Starting today and ending on April 30, the Department of Environmental Management Derelict/Abandoned Vehicle Section is accepting applications into a short-term program to pick up the disposal fees for any resident wanting to rid themselves of their rides. Those who apply are still required to pick up the towing fees associated with disposal.
The catalyst behind the program is to limit abandoned vehicles on Hawaii Island roadsides, which DEM Director Bill Kucharski described as “big litter.”
“We think this is a good deal,” Kucharski said.
The director is correct in his assessment, though even more so when it comes to West Hawaii vehicles. The average price per disposal on the west side is $675, while the going rate on the east side is $297.
Kucharski said the cost disparity is due to the bidding process. The county is required to bid out all contracts and accepts the lowest bid that also meets all stipulated requirements. In West Hawaii, only one bidder qualified. In East Hawaii, there were two.
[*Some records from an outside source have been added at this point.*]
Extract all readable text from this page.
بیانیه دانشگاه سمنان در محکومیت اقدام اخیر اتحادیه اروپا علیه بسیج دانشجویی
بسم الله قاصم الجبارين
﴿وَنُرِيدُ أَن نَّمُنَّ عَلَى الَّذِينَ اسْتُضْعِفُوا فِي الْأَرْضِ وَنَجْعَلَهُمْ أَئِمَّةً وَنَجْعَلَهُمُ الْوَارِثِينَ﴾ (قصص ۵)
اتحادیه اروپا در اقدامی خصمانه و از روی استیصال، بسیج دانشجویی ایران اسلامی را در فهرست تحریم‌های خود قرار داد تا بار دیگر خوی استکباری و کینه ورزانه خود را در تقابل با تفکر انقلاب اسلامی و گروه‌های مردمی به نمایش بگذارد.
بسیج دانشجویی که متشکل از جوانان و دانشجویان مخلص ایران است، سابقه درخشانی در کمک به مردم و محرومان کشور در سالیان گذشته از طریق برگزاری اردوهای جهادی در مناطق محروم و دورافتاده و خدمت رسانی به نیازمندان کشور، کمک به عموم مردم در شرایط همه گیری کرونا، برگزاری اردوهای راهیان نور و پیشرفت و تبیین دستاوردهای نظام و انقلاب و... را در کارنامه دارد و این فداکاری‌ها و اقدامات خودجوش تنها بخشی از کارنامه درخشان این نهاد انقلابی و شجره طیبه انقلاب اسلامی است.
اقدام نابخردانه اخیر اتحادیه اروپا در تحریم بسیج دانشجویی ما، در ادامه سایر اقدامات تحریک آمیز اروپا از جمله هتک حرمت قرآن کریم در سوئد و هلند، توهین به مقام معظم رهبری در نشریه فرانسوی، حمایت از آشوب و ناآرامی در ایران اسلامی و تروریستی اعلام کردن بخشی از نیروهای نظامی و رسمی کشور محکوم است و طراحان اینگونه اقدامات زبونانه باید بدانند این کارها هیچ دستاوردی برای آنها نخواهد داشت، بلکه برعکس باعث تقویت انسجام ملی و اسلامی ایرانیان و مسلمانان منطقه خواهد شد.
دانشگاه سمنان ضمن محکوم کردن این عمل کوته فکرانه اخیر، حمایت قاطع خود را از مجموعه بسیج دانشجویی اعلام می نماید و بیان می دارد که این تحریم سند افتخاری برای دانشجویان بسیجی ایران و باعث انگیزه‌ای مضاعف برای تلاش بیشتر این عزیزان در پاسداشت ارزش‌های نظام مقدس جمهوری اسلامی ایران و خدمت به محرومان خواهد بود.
Those individuals who take the county up on its offer will also avoid a potential fine of $1,000, the penalty for littering the roadside with an abandoned vehicle.
The county has a towing budget of $300,000 for fiscal year 2018-19 and a disposal budget of $600,000 for the same duration. The disposal budget remained the same from the previous year, though the towing budget increased by 50 percent, or $100,000.
That is likely connected to a new statewide mandate that abandoned vehicles be towed within 10 days. However, the process of defining what constitutes an abandoned vehicle, and the actual ticketing and towing, requires the county to follow strict protocol to avoid violating personal property rights. Kucharski said DEM has towed more than 12,000 vehicles since 2012.
The county offered a similar short-term program from Aug. 1 to Oct. 31 of last year. Kucharski said 225 people applied, with 199 actually dropping their vehicles off for disposal.
“We sort of get torn because once you have purchased a vehicle, you have a responsibility to follow the laws — that is to dispose of that (vehicle) appropriately,” Kucharski said. “We want to help and make this possible and reduce the number of vehicles illegally disposed of on the side of the road. On the other hand, we don’t want to take over everybody’s responsibility to do the right thing.”